A receita original, datada de 1871 em um livro russo chamado “Um Presente para Jovens Donas de Casa”, era bem diferente da que conhecemos hoje. Ela levava carne passada levemente na farinha, mostarda Dijon, caldo de carne e o smetana, um creme azedo russo. Não havia molho de tomate, ketchup ou cogumelos, ingredientes que seriam adicionados mais tarde à medida que o prato viajava pelo mundo.
A Jornada do Estrogonofe pelo Mundo e a Chegada ao Brasil
Após a Revolução Russa de 1917, com a fuga da nobreza, o estrogonofe começou a se espalhar por outros países da Europa, chegando à França, onde ganhou a adição de champignon. Durante a Segunda Guerra Mundial, o prato se popularizou ainda mais, com soldados russos levando carne em tiras e preparando-a com cebola e smetana. Nos Estados Unidos, a receita sofreu novas adaptações, incorporando creme de leite e ketchup, o que o tornou ainda mais próximo da versão que conhecemos no Brasil.
O estrogonofe aportou no Brasil na década de 1960 e rapidamente conquistou seu lugar na gastronomia popular. Aqui, a receita foi remodelada ao gosto local, tornando-se um verdadeiro clássico de festas e celebrações. Acompanhado tradicionalmente de arroz branco soltinho e batata palha crocante, o estrogonofe brasileiro se tornou um prato de “conforto”, com um sabor que remete a casa e afeto.
Curiosidades e Variações Brasileiras
- A Versatilidade da Carne: Enquanto a receita original russa utilizava filé mignon, no Brasil, a criatividade na cozinha levou ao surgimento de diversas variações, como o estrogonofe de frango, camarão e, claro, o de coração de frango. O coração de frango, um ingrediente valorizado na culinária local, oferece uma textura e um sabor únicos que se harmonizam perfeitamente com o molho cremoso.
- Ingredientes “Brasileiros”: A adição de ketchup e molho de tomate se tornou um marco do estrogonofe no Brasil, conferindo-lhe um sabor agridoce característico. A batata palha, por sua vez, é um acompanhamento tipicamente brasileiro, diferentemente da Rússia, onde o prato é servido com purê de batata, salada de repolho ou picles.

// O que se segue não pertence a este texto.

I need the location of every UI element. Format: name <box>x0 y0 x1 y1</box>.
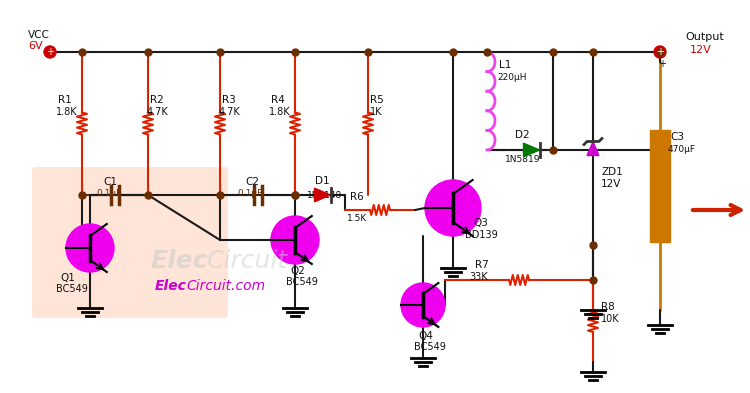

- Popularidade e Afeto: O estrogonofe se tornou um prato tão querido que é frequentemente associado a momentos especiais e à culinária caseira. É um prato que “abraça” e traz uma sensação de lar.
- Além do Prato Principal: O coração de frango, por si só, já é um petisco popular em churrascos e aperitivos, o que facilitou sua integração em pratos como o estrogonofe, mostrando a capacidade da culinária brasileira de inovar e aproveitar ingredientes de forma plena.

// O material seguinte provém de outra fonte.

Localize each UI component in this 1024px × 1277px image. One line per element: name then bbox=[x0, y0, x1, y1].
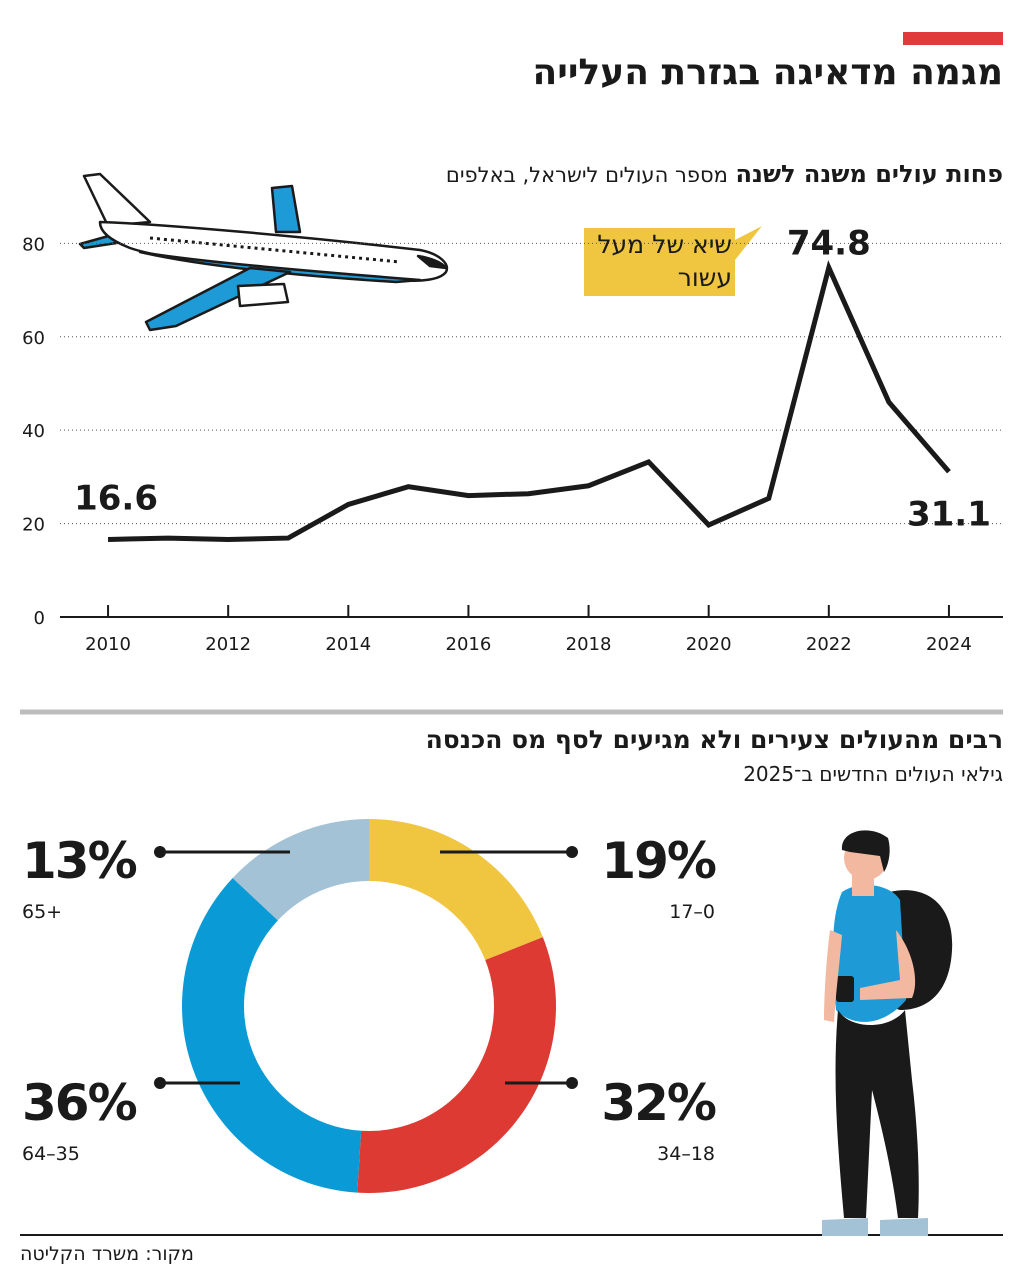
line-chart-title: פחות עולים משנה לשנה bbox=[735, 160, 1003, 188]
x-tick-label: 2018 bbox=[566, 634, 612, 655]
data-label: 16.6 bbox=[74, 478, 158, 518]
category-label: 64–35 bbox=[22, 1143, 80, 1165]
traveler-illustration bbox=[822, 830, 953, 1236]
leader-dot bbox=[154, 1077, 166, 1089]
donut-slice bbox=[369, 819, 543, 960]
value-label: 19% bbox=[601, 832, 716, 890]
donut-subtitle: גילאי העולים החדשים ב־2025 bbox=[743, 762, 1003, 786]
source: מקור: משרד הקליטה bbox=[20, 1243, 194, 1265]
category-label: 65+ bbox=[22, 901, 62, 923]
donut-title: רבים מהעולים צעירים ולא מגיעים לסף מס הכ… bbox=[425, 725, 1003, 754]
data-line bbox=[107, 260, 951, 542]
value-label: 36% bbox=[22, 1074, 137, 1132]
plane-illustration bbox=[78, 172, 449, 332]
y-tick-label: 40 bbox=[22, 421, 45, 442]
x-tick-label: 2014 bbox=[325, 634, 371, 655]
leader-dot bbox=[154, 846, 166, 858]
y-tick-label: 80 bbox=[22, 234, 45, 255]
y-tick-label: 0 bbox=[34, 608, 45, 629]
data-label: 74.8 bbox=[787, 224, 871, 264]
leader-dot bbox=[566, 846, 578, 858]
category-label: 17–0 bbox=[669, 901, 715, 923]
line-chart-subtitle: מספר העולים לישראל, באלפים bbox=[445, 163, 728, 187]
leader-dot bbox=[566, 1077, 578, 1089]
x-tick-label: 2010 bbox=[85, 634, 131, 655]
x-tick-label: 2016 bbox=[446, 634, 492, 655]
accent-bar bbox=[903, 32, 1003, 45]
line-chart-heading: פחות עולים משנה לשנה מספר העולים לישראל,… bbox=[446, 160, 1003, 188]
donut-slice bbox=[232, 819, 369, 921]
value-label: 13% bbox=[22, 832, 137, 890]
data-label: 31.1 bbox=[907, 495, 991, 535]
callout-text: שיא של מעל עשור bbox=[597, 230, 732, 292]
x-tick-label: 2012 bbox=[205, 634, 251, 655]
donut-slice bbox=[182, 877, 362, 1193]
category-label: 34–18 bbox=[657, 1143, 715, 1165]
y-tick-label: 20 bbox=[22, 515, 45, 536]
page-title: מגמה מדאיגה בגזרת העלייה bbox=[532, 52, 1004, 93]
value-label: 32% bbox=[601, 1074, 716, 1132]
donut-slice bbox=[357, 937, 557, 1193]
y-tick-label: 60 bbox=[22, 328, 45, 349]
x-tick-label: 2024 bbox=[926, 634, 972, 655]
x-tick-label: 2022 bbox=[806, 634, 852, 655]
x-tick-label: 2020 bbox=[686, 634, 732, 655]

- Uma Curiosidade Inusitada: Em 2016, um caso curioso ganhou as manchetes quando um estrogonofe de coração recheado com maconha foi descoberto em uma penitenciária, evidenciando a popularidade e a versatilidade (ainda que de forma ilegal) do prato no Brasil.
Em suma, o Estrogonofe de Coração de Frango é mais do que uma simples receita; é um reflexo da rica tapeçaria cultural e gastronômica do Brasil, que soube abraçar um clássico internacional e transformá-lo em uma iguaria com identidade própria, repleta de sabor e história.